Uma reunião prevista para esta segunda-feira (10) deve tratar, entre outros assuntos, dos possíveis impactos políticos da Operação Heritage, conduzida pela Polícia Federal, sobre o projeto eleitoral do grupo.

Nos bastidores, há integrantes que defendem a manutenção de Garcia na composição, enquanto outra ala avalia a possibilidade de substituição do nome. A discussão ganhou espaço diante da preocupação de parte do grupo com eventuais reflexos da operação sobre a disputa pelo Palácio Paiaguás.

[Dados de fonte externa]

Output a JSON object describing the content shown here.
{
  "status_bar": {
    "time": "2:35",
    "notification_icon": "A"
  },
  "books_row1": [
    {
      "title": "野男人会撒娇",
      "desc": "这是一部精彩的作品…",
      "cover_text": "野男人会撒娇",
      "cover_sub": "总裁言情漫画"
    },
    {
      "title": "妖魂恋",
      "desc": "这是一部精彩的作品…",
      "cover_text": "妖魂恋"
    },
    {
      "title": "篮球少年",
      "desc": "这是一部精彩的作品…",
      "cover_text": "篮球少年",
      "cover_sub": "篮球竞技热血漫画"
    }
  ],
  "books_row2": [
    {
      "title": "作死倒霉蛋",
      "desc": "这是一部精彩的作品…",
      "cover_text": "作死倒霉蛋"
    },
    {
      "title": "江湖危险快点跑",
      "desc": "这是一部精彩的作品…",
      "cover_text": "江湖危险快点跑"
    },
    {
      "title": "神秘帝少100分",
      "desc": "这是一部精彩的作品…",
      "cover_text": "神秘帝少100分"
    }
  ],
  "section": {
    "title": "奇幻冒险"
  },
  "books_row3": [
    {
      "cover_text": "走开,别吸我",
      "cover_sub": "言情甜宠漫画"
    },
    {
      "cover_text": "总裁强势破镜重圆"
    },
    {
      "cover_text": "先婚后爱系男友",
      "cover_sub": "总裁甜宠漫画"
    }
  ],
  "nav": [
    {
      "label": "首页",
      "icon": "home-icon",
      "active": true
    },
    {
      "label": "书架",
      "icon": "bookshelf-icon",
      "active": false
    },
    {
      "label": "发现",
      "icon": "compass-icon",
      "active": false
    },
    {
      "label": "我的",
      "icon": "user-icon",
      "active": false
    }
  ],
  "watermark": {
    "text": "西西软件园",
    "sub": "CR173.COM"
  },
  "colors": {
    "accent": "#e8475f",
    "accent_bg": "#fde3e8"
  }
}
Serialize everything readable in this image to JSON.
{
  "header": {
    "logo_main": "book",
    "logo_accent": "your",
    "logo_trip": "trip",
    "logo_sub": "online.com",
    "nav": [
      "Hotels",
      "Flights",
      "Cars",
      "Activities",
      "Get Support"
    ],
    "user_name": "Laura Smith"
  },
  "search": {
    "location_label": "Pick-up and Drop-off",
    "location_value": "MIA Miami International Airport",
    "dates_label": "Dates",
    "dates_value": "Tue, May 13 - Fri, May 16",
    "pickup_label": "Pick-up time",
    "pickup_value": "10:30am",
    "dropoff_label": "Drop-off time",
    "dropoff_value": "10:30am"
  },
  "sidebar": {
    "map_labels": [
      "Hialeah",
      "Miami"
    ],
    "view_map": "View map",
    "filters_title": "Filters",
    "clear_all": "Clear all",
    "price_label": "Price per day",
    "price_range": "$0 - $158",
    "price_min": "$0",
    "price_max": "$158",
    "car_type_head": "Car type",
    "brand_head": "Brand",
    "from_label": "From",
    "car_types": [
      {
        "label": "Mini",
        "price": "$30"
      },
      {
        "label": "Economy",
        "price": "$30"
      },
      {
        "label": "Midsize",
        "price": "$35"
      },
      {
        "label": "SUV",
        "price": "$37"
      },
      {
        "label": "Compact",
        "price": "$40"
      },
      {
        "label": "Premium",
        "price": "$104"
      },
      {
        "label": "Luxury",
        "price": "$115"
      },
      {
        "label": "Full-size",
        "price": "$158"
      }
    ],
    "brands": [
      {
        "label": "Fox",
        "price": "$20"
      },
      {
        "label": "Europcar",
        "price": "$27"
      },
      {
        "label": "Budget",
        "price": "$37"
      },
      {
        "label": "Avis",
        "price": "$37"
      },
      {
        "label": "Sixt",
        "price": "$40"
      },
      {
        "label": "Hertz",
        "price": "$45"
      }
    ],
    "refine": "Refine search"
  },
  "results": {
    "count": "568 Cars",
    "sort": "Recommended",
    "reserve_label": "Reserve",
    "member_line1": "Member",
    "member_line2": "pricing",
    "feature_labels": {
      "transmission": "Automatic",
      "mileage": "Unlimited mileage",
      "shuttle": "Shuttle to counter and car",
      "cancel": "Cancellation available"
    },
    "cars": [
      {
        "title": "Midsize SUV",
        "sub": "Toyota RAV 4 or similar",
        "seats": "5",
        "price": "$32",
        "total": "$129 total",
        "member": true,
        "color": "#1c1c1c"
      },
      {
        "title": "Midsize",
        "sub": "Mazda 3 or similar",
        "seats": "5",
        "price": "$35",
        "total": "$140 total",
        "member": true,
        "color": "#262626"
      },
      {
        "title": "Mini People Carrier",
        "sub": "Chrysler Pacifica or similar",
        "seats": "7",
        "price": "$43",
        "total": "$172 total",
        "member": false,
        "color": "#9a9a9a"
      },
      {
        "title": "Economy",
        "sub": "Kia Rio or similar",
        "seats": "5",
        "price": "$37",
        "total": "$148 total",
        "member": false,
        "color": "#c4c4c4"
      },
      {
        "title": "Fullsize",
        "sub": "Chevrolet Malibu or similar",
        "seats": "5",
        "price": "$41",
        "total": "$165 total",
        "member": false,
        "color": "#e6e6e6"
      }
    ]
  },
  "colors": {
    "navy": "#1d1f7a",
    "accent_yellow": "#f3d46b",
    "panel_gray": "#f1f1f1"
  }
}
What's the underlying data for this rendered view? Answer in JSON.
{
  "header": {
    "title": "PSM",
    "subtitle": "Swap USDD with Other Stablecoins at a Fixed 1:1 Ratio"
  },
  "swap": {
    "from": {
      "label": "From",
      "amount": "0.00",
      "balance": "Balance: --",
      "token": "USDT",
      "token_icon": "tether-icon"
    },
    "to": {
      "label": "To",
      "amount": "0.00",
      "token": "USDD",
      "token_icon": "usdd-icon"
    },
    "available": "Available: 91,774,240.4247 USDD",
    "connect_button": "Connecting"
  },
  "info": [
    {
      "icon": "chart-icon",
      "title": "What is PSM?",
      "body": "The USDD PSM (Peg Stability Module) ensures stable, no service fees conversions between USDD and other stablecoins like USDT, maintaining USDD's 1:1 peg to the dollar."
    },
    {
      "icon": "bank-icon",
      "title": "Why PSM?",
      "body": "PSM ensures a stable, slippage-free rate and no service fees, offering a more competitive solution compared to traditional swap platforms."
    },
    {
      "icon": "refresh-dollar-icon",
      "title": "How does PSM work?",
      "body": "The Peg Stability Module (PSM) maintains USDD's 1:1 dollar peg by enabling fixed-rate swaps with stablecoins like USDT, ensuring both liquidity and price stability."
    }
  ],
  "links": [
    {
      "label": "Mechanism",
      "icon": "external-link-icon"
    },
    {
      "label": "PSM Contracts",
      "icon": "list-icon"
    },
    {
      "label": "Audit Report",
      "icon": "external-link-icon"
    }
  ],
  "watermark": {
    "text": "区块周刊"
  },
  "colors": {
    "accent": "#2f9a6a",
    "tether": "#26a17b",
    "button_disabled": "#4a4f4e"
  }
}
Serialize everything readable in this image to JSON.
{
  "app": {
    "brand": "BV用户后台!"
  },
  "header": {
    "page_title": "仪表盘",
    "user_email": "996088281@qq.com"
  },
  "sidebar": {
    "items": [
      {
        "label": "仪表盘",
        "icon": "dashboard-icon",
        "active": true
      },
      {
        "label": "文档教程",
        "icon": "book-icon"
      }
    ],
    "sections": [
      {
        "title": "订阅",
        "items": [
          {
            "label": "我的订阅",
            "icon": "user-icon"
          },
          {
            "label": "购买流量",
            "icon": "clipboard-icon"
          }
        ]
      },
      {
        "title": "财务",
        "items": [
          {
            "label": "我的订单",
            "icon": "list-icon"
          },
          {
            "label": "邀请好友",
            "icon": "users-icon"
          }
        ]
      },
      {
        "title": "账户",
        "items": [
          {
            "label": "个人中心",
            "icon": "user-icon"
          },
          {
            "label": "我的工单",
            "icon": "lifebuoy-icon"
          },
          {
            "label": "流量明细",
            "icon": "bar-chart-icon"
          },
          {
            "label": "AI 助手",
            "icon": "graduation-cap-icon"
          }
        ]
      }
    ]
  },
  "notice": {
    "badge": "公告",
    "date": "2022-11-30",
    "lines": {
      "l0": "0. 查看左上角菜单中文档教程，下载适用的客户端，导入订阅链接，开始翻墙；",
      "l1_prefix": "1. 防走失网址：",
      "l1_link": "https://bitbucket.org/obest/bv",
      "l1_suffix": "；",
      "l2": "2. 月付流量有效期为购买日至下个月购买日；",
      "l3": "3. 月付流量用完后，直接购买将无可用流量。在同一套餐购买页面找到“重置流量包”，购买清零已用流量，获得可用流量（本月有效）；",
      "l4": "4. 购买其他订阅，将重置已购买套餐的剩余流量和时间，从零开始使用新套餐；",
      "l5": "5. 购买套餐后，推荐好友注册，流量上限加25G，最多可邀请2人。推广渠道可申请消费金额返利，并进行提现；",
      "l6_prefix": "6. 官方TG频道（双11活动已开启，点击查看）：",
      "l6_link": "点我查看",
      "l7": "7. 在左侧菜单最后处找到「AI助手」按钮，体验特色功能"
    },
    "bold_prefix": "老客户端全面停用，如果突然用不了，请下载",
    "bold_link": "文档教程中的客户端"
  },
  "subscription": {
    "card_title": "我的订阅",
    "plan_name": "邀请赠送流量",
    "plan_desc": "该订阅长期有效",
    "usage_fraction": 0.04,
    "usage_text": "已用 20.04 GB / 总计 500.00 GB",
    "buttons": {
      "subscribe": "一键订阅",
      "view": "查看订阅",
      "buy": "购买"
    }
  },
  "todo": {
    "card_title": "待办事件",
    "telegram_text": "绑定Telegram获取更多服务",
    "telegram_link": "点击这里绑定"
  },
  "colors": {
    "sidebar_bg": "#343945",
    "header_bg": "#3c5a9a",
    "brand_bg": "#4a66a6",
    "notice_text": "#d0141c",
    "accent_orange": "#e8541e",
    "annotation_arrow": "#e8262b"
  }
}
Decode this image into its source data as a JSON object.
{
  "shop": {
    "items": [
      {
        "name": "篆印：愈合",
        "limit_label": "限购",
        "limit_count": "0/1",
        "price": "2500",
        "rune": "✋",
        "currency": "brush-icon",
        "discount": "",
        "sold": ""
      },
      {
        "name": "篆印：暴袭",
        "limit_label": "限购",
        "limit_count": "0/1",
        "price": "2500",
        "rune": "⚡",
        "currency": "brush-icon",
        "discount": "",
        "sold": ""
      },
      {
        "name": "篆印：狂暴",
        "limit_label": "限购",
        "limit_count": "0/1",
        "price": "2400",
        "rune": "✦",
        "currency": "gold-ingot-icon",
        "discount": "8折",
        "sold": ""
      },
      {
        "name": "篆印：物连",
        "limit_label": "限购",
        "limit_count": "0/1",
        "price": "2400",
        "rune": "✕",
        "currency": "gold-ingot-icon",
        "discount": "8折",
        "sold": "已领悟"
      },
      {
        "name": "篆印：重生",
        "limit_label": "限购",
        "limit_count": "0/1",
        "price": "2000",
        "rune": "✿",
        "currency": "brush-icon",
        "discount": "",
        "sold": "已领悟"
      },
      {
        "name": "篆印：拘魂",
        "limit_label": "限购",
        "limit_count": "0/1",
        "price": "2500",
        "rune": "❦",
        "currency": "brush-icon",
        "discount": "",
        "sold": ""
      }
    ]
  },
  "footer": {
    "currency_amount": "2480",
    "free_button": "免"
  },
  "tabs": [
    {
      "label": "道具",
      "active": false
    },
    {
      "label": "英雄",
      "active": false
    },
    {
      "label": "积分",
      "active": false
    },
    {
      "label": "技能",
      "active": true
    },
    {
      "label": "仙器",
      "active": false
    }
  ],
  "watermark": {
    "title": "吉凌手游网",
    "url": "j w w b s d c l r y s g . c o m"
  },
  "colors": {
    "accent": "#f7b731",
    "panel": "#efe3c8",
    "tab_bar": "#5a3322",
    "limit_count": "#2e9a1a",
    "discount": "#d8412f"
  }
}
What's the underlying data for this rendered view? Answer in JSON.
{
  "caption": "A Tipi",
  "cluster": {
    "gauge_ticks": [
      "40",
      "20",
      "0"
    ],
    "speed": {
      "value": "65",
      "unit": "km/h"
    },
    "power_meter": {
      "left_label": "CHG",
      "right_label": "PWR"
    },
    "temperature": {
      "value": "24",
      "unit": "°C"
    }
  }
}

A definição, contudo, ainda não foi anunciada oficialmente. As conversas ocorrem em meio à movimentação dos partidos para consolidar alianças e definir os nomes que disputarão as eleições de 2026.

A Operação Heritage passou a integrar o cenário político de Mato Grosso e trouxe novos elementos para as articulações eleitorais. Eventuais decisões sobre a chapa deverão considerar tanto a estratégia política do grupo quanto a repercussão do caso entre o eleitorado.

Até o momento, não há confirmação pública de mudança na composição da chapa de Pivetta. Fábio Garcia segue sendo apontado como um dos nomes cotados para ocupar a vice na aliança.